News ID: 217775
Published: 0259 GMT July 04, 2018

Mogherini confirms Friday meeting in Vienna on JCPOA

Mogherini confirms Friday meeting in Vienna on JCPOA
European Parliament

“European Commission proposing direct money transfers to Iran’s Central Bank”

Foreign ministers from China, France, Germany, Britain and Russia will meet with Iranian officials on Friday in Vienna to discuss how to keep a 2015 nuclear accord alive after US President Donald Trump abandoned the pact in May.

The EU’s foreign policy chief Federica Mogherini confirmed the meeting in a statement on Wednesday after Iranian state news agency IRNA announced the meeting a day earlier.

China’s foreign minister and state councilor, Wang Yi, said he would go to Vienna, a Foreign Ministry spokesman said on Wednesday. Russian Foreign Minister Sergei Lavrov said he would take part, Reuters reported.

Iran requested the meeting, IRNA and European diplomats said, to discuss European efforts to salvage the international nuclear pact in the face of Trump’s May 8 decision to revive Iran-related sanctions, after the expiry of 90- and 180-day wind-down periods.

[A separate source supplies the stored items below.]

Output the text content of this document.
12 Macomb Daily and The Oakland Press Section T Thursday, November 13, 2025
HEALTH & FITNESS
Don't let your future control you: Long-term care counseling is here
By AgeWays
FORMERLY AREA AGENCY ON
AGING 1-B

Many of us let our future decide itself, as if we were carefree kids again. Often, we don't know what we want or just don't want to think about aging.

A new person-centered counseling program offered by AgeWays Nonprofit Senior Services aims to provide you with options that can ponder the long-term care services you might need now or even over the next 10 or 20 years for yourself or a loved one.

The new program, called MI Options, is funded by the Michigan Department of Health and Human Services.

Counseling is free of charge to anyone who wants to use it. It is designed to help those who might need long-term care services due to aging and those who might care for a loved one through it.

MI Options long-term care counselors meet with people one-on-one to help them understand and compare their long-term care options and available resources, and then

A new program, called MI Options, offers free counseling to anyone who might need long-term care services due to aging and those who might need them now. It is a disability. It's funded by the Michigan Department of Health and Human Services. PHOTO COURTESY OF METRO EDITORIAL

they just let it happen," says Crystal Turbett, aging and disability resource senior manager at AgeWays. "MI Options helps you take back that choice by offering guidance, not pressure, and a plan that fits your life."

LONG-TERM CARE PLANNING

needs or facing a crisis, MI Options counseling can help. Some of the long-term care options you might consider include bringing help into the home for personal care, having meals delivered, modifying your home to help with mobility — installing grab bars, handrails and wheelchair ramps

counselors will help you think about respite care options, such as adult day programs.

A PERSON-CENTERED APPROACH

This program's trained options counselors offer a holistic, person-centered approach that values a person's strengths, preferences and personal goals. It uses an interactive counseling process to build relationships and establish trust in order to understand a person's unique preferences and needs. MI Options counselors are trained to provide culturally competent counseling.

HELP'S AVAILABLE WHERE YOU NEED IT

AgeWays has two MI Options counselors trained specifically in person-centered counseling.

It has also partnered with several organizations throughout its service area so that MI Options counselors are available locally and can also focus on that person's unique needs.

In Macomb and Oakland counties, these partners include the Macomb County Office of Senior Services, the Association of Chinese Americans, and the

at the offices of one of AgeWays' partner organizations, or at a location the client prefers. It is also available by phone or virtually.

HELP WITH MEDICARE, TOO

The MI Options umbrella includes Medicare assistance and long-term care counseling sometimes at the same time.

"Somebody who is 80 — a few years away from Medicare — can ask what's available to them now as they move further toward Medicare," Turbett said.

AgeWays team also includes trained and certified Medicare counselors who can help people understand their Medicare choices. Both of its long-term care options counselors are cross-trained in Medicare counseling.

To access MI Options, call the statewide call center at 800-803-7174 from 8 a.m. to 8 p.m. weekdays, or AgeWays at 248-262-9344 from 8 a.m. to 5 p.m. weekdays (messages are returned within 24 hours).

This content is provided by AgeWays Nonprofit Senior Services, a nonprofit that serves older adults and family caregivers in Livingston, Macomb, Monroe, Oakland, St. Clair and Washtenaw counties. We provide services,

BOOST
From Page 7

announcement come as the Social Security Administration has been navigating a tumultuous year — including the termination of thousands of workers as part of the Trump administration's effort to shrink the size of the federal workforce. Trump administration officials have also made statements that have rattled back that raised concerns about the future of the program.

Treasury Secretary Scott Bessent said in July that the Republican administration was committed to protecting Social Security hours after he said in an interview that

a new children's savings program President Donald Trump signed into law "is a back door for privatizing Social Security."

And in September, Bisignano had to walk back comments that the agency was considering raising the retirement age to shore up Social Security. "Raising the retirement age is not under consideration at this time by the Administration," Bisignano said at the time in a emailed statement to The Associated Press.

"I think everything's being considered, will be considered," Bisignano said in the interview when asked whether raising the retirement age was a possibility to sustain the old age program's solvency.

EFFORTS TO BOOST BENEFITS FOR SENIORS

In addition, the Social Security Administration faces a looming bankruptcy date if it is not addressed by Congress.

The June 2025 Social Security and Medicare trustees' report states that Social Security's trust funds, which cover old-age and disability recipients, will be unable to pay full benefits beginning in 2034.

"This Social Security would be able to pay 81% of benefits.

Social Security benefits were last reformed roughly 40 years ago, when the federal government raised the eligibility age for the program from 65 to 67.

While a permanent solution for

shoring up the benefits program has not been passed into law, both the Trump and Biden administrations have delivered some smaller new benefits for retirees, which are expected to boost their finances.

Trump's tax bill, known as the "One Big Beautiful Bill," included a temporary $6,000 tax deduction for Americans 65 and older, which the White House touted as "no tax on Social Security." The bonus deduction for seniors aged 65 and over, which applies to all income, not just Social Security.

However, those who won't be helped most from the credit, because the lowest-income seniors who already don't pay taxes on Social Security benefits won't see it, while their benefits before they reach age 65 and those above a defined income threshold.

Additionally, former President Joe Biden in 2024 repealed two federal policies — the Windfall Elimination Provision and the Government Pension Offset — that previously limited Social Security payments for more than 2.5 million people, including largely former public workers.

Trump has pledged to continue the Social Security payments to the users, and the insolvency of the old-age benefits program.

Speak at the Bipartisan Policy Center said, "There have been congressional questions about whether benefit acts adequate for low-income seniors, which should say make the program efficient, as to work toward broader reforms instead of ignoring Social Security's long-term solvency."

Some sanctions start to come into effect in August but some European companies investing in Iran and with big operations in the United States have announced they will pull out of business deals with Tehran.

The European Commission is proposing that EU governments make direct money transfers to Iran’s Central Bank to avoid US penalties, but detailed plans have yet to emerge.

The European Union, once Iran’s biggest oil importer, is determined to save the nuclear accord by keeping money flowing to Tehran as long as Iran complies with the 2015 deal to prevent it from developing an atomic weapon.

Iran, a key oil exporter that also holds the world’s second biggest natural gas reserves, has demanded EU countries come up with concrete economic steps to defend the Joint Comprehensive Plan of Action. The July 2015 accord, which capped Iran’s most sensitive nuclear work in return for the lifting of many sanctions, was plunged into crisis by Trump’s decision, even as international inspectors continued to verify Rouhani’s government was living up to its side of the bargain.